Inside of the left bicep of Paul Jones' hulking 6-foot-4 frame is a tattoo, etched in tall cursive letters, that reads 'Fearless.'
The path that Jones has chosen in his football career is one that appears to embody that characteristic ... at least on the surface. The safe move would have been to stay where he was at this time last year -- at Penn State, playing in the Big Ten in front of home crowds of more than 100,000.
Instead, on a mid-August morning, Jones leaves practice in a stadium that seats only 3,000 in the uniform of a team that plays on the NCAA Division I-AA level. For a variety of reasons, he now finds himself at Robert Morris, led there by an overwhelming belief that, above all else, he is a quarterback capable of starting and excelling in college football.
It was a desire that drove him away from the route he and many other top prospects are supposed to take. After a decorated career at Sto-Rox in which he threw for more than 5,500 yards, Jones was rated by Scout.com as the No. 3 quarterback in the nation. He chose to play at Penn State, where he redshirted his freshman year before being declared academically ineligible the following season.
After backing up quarterback Matt McGloin to begin the 2012 season, Jones was later moved to a hybrid wide receiver-running back position meant to take advantage of his athleticism and physical tools. In that role, he caught one pass for 7 yards in a loss to Virginia.
Contrary to what some believe, Jones said he was not bothered by the move. But four games into the season, he decided it was time for him to chase his desire to play quarterback, a decision that did not involve a future with the Nittany Lions.
"I didn't want to be a problem child for anyone," Jones said. "I decided to remove myself and try to play quarterback somewhere. I didn't hate that position at all. I just wanted to give quarterback a legit try first."
Two weeks following his decision to transfer, Jones took calls from interested coaches, planned visits and would relay everything back to his parents.
That process ultimately brought him to Robert Morris, less than 13 miles from where he went to high school, a move that landed the Colonials what could easily be regarded as the most high-profile transfer in the program's 20-year history.
"I thought I was going to stay at Penn State and never thought I would transfer," Jones said. "But things happen the way they do and you can't look back on that. I'm happy where I am right now."
Thus far, the move has been a beneficial one, both from a football and personal standpoint. Unlike at Penn State, where he was buried on the depth chart under a new coach with a new system, Jones has an excellent opportunity to be the linchpin of the Colonials offense.
And though his family now lives 40 minutes away in the east suburbs, he gets to see them regularly, so much so that his mom texted him to come by the house after he tweeted that he was looking for something to do one night.
With the move made and his Penn State past behind him, the work of proving himself as a quarterback has begun for Jones.

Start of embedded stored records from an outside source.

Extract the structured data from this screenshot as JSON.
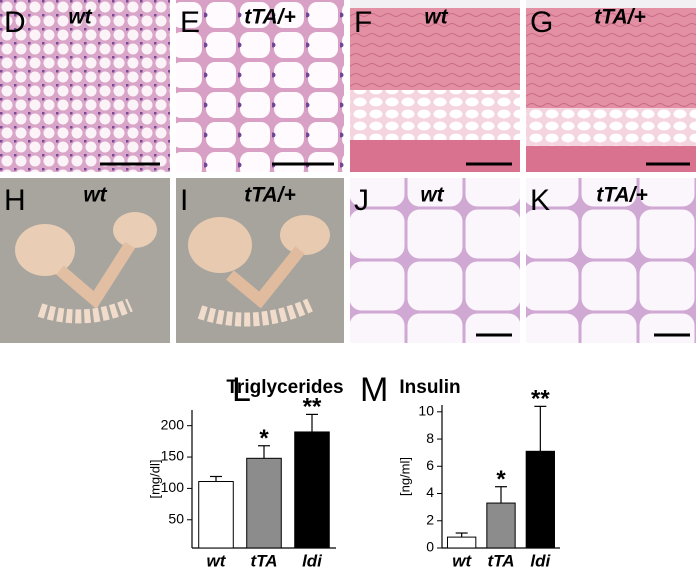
{
  "panels": [
    {
      "letter": "D",
      "label": "wt"
    },
    {
      "letter": "E",
      "label": "tTA/+"
    },
    {
      "letter": "F",
      "label": "wt"
    },
    {
      "letter": "G",
      "label": "tTA/+"
    },
    {
      "letter": "H",
      "label": "wt"
    },
    {
      "letter": "I",
      "label": "tTA/+"
    },
    {
      "letter": "J",
      "label": "wt"
    },
    {
      "letter": "K",
      "label": "tTA/+"
    }
  ],
  "chart_data": [
    {
      "type": "bar",
      "letter": "L",
      "title": "Triglycerides",
      "y_label": "[mg/dl]",
      "categories": [
        "wt",
        "tTA",
        "ldi"
      ],
      "values": [
        111,
        148,
        190
      ],
      "errors": [
        8,
        20,
        28
      ],
      "marks": [
        null,
        "*",
        "**"
      ],
      "colors": [
        "#ffffff",
        "#8c8c8c",
        "#000000"
      ],
      "ylim": [
        5,
        225
      ],
      "yticks": [
        50,
        100,
        150,
        200
      ]
    },
    {
      "type": "bar",
      "letter": "M",
      "title": "Insulin",
      "y_label": "[ng/ml]",
      "categories": [
        "wt",
        "tTA",
        "ldi"
      ],
      "values": [
        0.8,
        3.3,
        7.1
      ],
      "errors": [
        0.3,
        1.2,
        3.3
      ],
      "marks": [
        null,
        "*",
        "**"
      ],
      "colors": [
        "#ffffff",
        "#8c8c8c",
        "#000000"
      ],
      "ylim": [
        0,
        10.5
      ],
      "yticks": [
        0,
        2,
        4,
        6,
        8,
        10
      ]
    }
  ]
}
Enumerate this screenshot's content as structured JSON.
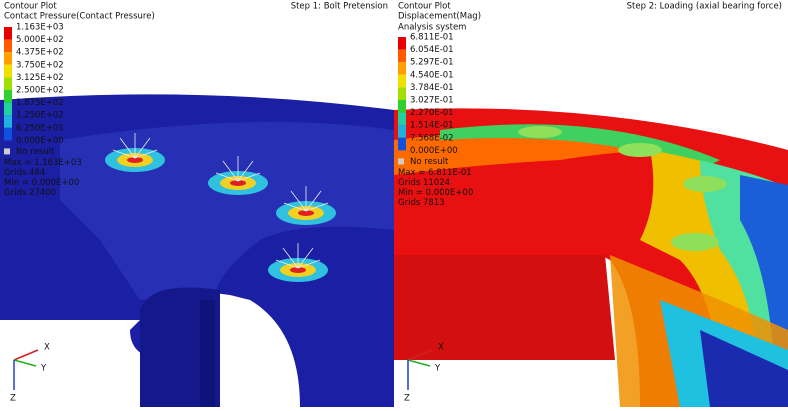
{
  "panels": [
    {
      "header": {
        "title": "Contour Plot",
        "quantity": "Contact Pressure(Contact Pressure)",
        "step": "Step 1: Bolt Pretension"
      },
      "legend": {
        "labels": [
          "1.163E+03",
          "5.000E+02",
          "4.375E+02",
          "3.750E+02",
          "3.125E+02",
          "2.500E+02",
          "1.875E+02",
          "1.250E+02",
          "6.250E+01",
          "0.000E+00"
        ],
        "no_result": "No result"
      },
      "stats": [
        "Max = 1.163E+03",
        "Grids 484",
        "Min = 0.000E+00",
        "Grids 27400"
      ],
      "triad": {
        "x": "X",
        "y": "Y",
        "z": "Z"
      }
    },
    {
      "header": {
        "title": "Contour Plot",
        "quantity": "Displacement(Mag)",
        "system": "Analysis system",
        "step": "Step 2: Loading (axial bearing force)"
      },
      "legend": {
        "labels": [
          "6.811E-01",
          "6.054E-01",
          "5.297E-01",
          "4.540E-01",
          "3.784E-01",
          "3.027E-01",
          "2.270E-01",
          "1.514E-01",
          "7.568E-02",
          "0.000E+00"
        ],
        "no_result": "No result"
      },
      "stats": [
        "Max = 6.811E-01",
        "Grids 11024",
        "Min = 0.000E+00",
        "Grids 7813"
      ],
      "triad": {
        "x": "X",
        "y": "Y",
        "z": "Z"
      }
    }
  ]
}
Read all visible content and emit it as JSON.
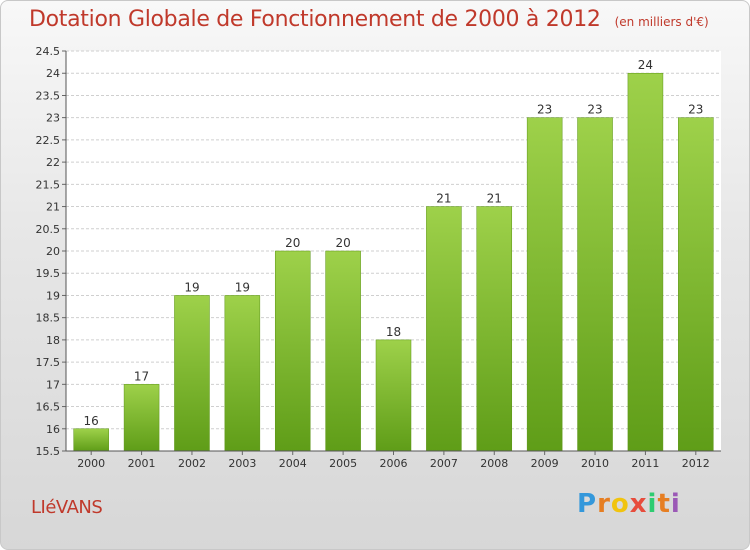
{
  "header": {
    "title": "Dotation Globale de Fonctionnement de 2000 à 2012",
    "subtitle": "(en milliers d'€)"
  },
  "footer": {
    "place": "LIéVANS",
    "logo_letters": [
      "P",
      "r",
      "o",
      "x",
      "i",
      "t",
      "i"
    ],
    "logo_colors": [
      "#3498db",
      "#e67e22",
      "#f1c40f",
      "#e74c3c",
      "#2ecc71",
      "#e67e22",
      "#9b59b6"
    ]
  },
  "chart_data": {
    "type": "bar",
    "title": "Dotation Globale de Fonctionnement de 2000 à 2012",
    "subtitle": "(en milliers d'€)",
    "categories": [
      "2000",
      "2001",
      "2002",
      "2003",
      "2004",
      "2005",
      "2006",
      "2007",
      "2008",
      "2009",
      "2010",
      "2011",
      "2012"
    ],
    "values": [
      16,
      17,
      19,
      19,
      20,
      20,
      18,
      21,
      21,
      23,
      23,
      24,
      23
    ],
    "value_labels": [
      "16",
      "17",
      "19",
      "19",
      "20",
      "20",
      "18",
      "21",
      "21",
      "23",
      "23",
      "24",
      "23"
    ],
    "ylim": [
      15.5,
      24.5
    ],
    "yticks": [
      "15.5",
      "16",
      "16.5",
      "17",
      "17.5",
      "18",
      "18.5",
      "19",
      "19.5",
      "20",
      "20.5",
      "21",
      "21.5",
      "22",
      "22.5",
      "23",
      "23.5",
      "24",
      "24.5"
    ],
    "grid": true,
    "bar_color": "#7cbf2e",
    "xlabel": "",
    "ylabel": ""
  }
}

He is one of six quarterbacks on the team's roster (not all of whom will be eligible this season) and his primary competition will likely come from sophomore Derik Abbott, who appeared in one game last season.
Head coach Joe Walton has been mum on who the starter will be, but he lauded the play of Jones, who many at Robert Morris feel they are fortunate to have.
"I'm surprised they didn't work with him a little longer [at Penn State], then if they wanted to make that decision, they could have made it a little bit later," Walton said. "He's certainly a Division I caliber kid, there's no doubt about that."
Looking at Jones and his pedigree, a natural question arises -- will he stay for long or is Robert Morris simply a stopover, a temporary audition to get back to the Division I-A level? If he has an outstanding junior season, will he go elsewhere to play for a year and showcase his talent for professional teams?
For Jones, the answer is simple -- where he is now is where he will remain. It was a feeling that brought him to Moon Township, the conviction that he is a quarterback, and it is one that guides him as he continues his career three hours west of the bright lights of Beaver Stadium.
"This will be my home," Jones said. "I love it here, I love my teammates. I have confidence in the coaches here and I just think it's a good fit."